Пусть они там сами выясняют отношения друг с другом. А мы пролетим мимо них и ногами пробьем дно! Только ради этого стоило лететь! Мы приближаемся к первому дну. Ноги параллельно! Глубже дышите!

— Привет от Цюрупы! Да здравствуют донья!

— Привет от Цюрупы! Да здравствуют донья!

Будем надеяться, что мы пробили первое дно. Те из нас, кто долетит, узнают наконец, в чем спасение России…


В это время к ним подходит какой-то парень.

— Купите полное собрание сочинений Ленина и Сталина?

— Боже мой, последние национальные богатства уплывают! И сколько они стоят?

— Пятьдесят долларов — собрание сочинений Ленина и столько же — Сталина.

— А где они у вас?

— В машине.

— Прямо как балетные девочки! Но как же у вас получается: полное собрание сочинений Ленина — кажется, пятьдесят пять томов. А Сталина — всего десять томов. А цена одна.

— А когда начали запрещать Сталина? Еще при Хрущеве! А Ленина фактически никогда не запрещали, хотя и не переиздавали. Поэтому собрание сочинений Сталина — редкость. Его начали раскупать еще при первых запретах.

— А где вы их достаете?

— У внуков и правнуков старых большевиков.

— Ну и как покупают?

— Неплохо покупают. Марксистские кружки и иностранцы.

— Что, опять марксистские кружки?! Я этого не вынесу! А на таможне не отбирают сочинения Ленина и Сталина?

— Даю гарантию! Не отбирают! Есть тайный приказ правительства поощрять вывоз марксистской литературы из России. Особенно в Америку.

— А что это дает?

— Наивняк. Они думают, что марксистская литература мешает реформам. Они думают, что и коммунисты покинут страну вслед за марксистской литературой. А коммунистам нужна власть, а не сочинения Ленина и Сталина. Сам я демократ… Я вижу, что вы иностранец. Берите собрание сочинений Сталина — всего пятьдесят долларов.

— Нет, вы знаете, я этой литературой мало интересуюсь.

— Даю в придачу к собранию сочинений Сталина бесплатно два тома Ленина с письмами к Инессе Арманд. Берите, не пожалеете!

— Нет, спасибо, обойдусь как-нибудь без писем к Инессе Арманд.

— Боже, что я слышу! Ленина бесплатно в придачу к Сталину!
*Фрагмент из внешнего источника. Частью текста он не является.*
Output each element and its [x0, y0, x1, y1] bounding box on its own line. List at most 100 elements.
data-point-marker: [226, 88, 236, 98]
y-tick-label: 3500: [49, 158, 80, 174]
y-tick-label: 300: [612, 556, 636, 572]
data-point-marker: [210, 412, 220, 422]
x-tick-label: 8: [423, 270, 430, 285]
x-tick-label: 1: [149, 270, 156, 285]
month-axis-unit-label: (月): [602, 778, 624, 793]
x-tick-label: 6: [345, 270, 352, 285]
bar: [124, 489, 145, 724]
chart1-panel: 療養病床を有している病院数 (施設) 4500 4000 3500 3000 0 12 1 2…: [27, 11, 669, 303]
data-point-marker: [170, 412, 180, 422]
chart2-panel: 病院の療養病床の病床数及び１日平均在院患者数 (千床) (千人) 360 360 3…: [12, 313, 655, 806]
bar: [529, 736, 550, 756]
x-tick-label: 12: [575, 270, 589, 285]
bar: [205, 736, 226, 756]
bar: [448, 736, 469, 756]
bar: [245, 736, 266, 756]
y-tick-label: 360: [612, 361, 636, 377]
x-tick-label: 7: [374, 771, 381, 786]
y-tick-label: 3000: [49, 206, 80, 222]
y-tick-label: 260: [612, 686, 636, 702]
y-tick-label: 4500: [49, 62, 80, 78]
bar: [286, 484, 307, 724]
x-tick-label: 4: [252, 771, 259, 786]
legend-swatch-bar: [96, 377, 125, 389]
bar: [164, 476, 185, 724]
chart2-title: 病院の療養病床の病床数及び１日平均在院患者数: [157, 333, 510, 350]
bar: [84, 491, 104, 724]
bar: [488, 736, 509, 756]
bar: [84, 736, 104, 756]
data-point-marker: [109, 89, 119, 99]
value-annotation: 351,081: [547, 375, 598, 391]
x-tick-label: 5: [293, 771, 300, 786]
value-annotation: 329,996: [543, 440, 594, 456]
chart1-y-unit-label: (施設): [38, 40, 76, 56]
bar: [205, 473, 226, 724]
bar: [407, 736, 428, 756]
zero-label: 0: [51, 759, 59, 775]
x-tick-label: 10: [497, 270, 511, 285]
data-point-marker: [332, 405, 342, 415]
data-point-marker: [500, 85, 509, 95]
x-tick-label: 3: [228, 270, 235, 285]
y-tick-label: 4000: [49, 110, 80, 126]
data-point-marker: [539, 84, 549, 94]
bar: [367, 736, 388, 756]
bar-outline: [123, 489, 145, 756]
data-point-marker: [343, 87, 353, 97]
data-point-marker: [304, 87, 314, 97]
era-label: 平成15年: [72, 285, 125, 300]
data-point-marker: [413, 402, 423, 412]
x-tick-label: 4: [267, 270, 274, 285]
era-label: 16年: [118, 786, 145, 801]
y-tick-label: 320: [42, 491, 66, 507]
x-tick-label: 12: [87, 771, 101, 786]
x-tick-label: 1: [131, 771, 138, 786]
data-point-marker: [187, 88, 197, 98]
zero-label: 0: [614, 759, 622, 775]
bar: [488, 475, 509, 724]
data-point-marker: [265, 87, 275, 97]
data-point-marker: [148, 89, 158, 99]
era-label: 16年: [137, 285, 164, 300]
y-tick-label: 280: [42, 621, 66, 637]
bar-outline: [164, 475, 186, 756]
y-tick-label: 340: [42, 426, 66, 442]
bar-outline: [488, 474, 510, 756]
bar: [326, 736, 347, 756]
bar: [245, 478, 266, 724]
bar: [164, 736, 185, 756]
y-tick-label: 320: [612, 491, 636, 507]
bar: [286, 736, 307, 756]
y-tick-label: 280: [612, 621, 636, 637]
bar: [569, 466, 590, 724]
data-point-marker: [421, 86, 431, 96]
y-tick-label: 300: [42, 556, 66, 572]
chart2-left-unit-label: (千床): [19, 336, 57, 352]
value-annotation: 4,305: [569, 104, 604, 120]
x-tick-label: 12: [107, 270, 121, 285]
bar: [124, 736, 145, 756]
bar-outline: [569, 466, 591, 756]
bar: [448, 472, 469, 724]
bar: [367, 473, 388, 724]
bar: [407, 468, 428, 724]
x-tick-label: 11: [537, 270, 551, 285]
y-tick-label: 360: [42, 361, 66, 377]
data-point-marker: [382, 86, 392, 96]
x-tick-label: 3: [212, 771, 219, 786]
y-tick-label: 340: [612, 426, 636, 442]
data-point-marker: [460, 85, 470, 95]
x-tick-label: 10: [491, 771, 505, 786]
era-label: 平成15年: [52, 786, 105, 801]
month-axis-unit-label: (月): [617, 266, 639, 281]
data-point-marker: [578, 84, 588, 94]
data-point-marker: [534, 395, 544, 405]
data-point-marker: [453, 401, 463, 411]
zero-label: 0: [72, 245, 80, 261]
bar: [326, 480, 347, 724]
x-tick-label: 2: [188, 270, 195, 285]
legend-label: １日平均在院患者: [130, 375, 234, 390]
Ленин перевернется в гробу, если, конечно, то, что в гробу, это он! Впрочем, это месть истории. В последние годы жизни Ленина он уже был в придачу к Сталину. А если купить собрание сочинений Ленина, можно в придачу бесплатно получить два тома Сталина?

— Нет. Сталин — дефицит. Его еще при Хрущеве стали запрещать, поэтому почти все раскупили. Редкость. Так вы купите что-нибудь, или мы будем время терять?

— Нет, молодой человек, таких книг мы ни при какой погоде не читаем.

— Ну, ладно. Я здесь похожу. Если передумаете, дайте знать.

Мы уже и так все передумали. И молодой человек отходит.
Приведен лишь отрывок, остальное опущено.